McDonald’s and Nestle, for example, are supplied by companies within the index such as Fujian Sunner, Seaboard Corporation and Cherkizovo, none of which have declared emissions targets or reduction plans. More than 50 per cent of the companies in the 2020 Index are classified as high risk in the working conditions category, with 70 per cent high risk in the antibiotics use category, says the index report.
Over 70 per cent of the companies on the index were graded high risk on the pandemic criteria, which attempts to prevent future zoonotic (animal-originating) pandemics by looking into worker safety, food safety, animal welfare and antibiotic stewardship.
Many high-risk companies are in China, but Australian companies didn’t score very well either. Tassal Group, Australian Agriculture Co and Inghams Group were all ranked in the high-risk category, with no Australian companies in the medium or low-risk categories.
Rest agrees with McVeigh’s requests, case dismissed
The Federal Court case brought by Mark McVeigh against Rest superannuation has been dismissed, with both parties to pay their own legal costs. McVeigh was not after compensation but wanted Rest to make climate commitments. Rest has apparently agreed to the requests, making a trial unnecessary.
Rest acknowledged in a statement that climate change could lead to catastrophic economic and social consequences, and is of concern to its members, while also acknowledging that climate change is a direct, material and current financial risk.
"Rest agrees with Mr McVeigh to continue to develop its management processes for dealing with the financial risks of climate change on behalf of its members," the fund said.
Rest has agreed to achieve net-zero carbon emissions by 2050 and other actions.
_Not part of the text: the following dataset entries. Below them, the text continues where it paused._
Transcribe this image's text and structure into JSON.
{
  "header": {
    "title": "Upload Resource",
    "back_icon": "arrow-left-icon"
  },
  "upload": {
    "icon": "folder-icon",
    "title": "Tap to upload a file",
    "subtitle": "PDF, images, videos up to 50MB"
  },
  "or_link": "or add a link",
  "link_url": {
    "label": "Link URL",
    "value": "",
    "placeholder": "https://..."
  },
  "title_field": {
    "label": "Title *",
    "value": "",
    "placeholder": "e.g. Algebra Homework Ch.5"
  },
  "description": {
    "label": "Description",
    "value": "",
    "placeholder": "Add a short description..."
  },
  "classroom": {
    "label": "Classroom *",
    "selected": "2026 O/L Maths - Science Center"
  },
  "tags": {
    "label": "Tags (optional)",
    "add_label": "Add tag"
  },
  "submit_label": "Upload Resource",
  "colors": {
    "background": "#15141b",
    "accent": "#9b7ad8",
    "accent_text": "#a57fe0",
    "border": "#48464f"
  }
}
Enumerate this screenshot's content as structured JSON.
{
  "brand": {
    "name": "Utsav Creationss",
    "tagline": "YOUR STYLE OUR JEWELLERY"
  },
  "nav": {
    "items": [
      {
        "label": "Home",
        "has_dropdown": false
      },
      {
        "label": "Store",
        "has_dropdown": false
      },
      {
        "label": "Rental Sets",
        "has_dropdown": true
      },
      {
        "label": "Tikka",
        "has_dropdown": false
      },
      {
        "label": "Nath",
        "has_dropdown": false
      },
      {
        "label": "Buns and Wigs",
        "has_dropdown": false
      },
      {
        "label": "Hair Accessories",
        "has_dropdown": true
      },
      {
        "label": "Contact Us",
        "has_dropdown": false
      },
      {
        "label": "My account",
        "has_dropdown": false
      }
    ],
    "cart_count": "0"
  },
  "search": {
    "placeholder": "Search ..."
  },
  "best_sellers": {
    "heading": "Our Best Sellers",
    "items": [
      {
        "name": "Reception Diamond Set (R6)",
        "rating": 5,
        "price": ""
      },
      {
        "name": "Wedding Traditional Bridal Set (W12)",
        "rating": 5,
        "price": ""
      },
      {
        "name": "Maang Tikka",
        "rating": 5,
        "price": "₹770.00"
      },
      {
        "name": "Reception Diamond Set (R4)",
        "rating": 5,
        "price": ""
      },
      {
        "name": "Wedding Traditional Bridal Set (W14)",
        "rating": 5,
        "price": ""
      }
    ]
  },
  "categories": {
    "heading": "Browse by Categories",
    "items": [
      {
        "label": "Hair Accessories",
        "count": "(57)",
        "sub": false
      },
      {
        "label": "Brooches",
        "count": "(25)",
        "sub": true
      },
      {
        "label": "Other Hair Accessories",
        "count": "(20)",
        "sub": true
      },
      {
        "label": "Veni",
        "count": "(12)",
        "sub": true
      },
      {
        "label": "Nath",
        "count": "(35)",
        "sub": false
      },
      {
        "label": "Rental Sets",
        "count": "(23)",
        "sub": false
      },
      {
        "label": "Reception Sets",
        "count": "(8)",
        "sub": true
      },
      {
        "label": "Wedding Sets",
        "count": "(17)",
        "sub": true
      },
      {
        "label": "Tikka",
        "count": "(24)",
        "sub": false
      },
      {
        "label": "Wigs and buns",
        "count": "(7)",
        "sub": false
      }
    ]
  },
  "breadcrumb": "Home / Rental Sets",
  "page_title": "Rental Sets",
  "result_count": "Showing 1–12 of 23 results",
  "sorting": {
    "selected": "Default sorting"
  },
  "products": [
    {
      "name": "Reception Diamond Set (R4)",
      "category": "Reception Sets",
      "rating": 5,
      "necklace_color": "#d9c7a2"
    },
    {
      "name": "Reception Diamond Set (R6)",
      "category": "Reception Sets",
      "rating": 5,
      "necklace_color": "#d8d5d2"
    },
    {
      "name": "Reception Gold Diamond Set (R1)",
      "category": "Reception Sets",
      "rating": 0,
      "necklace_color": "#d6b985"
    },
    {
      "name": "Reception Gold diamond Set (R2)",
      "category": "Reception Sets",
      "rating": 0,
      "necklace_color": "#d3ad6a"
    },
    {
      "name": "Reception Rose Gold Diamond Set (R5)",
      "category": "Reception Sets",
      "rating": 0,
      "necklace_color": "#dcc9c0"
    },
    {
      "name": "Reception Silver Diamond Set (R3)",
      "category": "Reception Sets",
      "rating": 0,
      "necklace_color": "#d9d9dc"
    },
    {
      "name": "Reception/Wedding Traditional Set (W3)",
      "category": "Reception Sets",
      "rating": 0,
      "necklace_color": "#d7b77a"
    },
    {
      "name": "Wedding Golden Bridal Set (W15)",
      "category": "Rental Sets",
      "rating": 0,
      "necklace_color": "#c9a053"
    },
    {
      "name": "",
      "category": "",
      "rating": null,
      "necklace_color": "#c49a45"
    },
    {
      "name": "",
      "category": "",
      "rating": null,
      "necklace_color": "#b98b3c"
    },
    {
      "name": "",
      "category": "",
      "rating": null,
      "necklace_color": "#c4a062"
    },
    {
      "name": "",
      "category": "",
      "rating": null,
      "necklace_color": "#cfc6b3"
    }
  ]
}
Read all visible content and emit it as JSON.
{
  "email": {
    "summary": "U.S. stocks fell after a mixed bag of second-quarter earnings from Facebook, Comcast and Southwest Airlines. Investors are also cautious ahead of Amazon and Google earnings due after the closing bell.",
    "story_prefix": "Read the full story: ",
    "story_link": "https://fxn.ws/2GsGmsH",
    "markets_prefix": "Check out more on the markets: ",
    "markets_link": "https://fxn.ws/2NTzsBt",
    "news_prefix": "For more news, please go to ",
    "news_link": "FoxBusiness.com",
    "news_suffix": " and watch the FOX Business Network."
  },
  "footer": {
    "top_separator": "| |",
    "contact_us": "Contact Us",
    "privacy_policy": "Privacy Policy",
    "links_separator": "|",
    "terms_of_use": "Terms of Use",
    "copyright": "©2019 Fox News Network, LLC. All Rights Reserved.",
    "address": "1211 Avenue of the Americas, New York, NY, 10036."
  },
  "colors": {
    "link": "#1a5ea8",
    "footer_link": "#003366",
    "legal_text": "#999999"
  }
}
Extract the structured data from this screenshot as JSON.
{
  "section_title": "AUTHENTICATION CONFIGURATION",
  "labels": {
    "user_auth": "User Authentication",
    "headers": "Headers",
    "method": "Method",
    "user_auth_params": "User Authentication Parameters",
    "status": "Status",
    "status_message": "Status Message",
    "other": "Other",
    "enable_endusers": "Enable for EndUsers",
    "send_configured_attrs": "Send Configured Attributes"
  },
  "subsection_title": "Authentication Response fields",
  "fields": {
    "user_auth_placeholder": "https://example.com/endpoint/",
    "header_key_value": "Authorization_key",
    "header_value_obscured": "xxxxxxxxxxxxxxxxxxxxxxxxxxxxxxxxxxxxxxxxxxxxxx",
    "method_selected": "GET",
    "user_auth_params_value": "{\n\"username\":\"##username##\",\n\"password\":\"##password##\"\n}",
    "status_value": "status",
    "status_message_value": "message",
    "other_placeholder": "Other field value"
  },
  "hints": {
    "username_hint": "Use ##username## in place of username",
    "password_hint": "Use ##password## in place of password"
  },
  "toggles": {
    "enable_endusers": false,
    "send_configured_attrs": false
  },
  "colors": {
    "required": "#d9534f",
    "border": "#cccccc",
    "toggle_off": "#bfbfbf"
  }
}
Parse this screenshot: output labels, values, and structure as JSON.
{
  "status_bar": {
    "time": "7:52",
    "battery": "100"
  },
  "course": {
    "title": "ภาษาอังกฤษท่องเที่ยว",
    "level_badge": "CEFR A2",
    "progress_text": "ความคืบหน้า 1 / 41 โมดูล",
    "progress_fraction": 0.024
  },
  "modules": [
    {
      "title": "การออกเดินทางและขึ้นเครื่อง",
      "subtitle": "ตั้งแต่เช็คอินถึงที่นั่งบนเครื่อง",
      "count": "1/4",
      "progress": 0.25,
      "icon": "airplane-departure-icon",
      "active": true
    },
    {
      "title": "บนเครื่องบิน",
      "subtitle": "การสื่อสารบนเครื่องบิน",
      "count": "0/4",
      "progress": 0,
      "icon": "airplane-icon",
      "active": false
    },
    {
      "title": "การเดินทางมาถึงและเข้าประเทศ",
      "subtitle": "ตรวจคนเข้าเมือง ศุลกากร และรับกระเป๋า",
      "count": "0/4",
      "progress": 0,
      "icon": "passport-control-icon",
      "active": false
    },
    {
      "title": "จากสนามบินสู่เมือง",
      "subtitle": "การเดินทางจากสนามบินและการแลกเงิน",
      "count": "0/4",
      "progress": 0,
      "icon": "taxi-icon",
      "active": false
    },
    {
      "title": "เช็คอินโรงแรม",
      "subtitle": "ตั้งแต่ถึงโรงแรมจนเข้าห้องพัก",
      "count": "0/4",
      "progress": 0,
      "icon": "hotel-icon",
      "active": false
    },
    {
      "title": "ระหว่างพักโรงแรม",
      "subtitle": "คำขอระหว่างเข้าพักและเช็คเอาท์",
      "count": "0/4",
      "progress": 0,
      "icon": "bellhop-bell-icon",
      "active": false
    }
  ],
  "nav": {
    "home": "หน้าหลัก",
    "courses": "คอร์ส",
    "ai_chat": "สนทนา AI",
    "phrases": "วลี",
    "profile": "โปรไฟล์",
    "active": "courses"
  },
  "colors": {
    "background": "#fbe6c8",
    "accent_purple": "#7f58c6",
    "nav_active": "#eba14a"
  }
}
The fund will measure and report on climate-related outcomes in line with the Task Force on Climate-related Financial Disclosures and encourage those companies it invests in to do the same. Rest will publicly disclose the fund’s portfolio holdings while enhancing climate change risk when setting investment strategy positions. Rest will actively consider climate-change-related shareholder resolutions of investee companies, conduct due diligence and monitor investment managers’ approaches to climate risk. The super fund has stated it will develop a climate change policy and internal risk framework.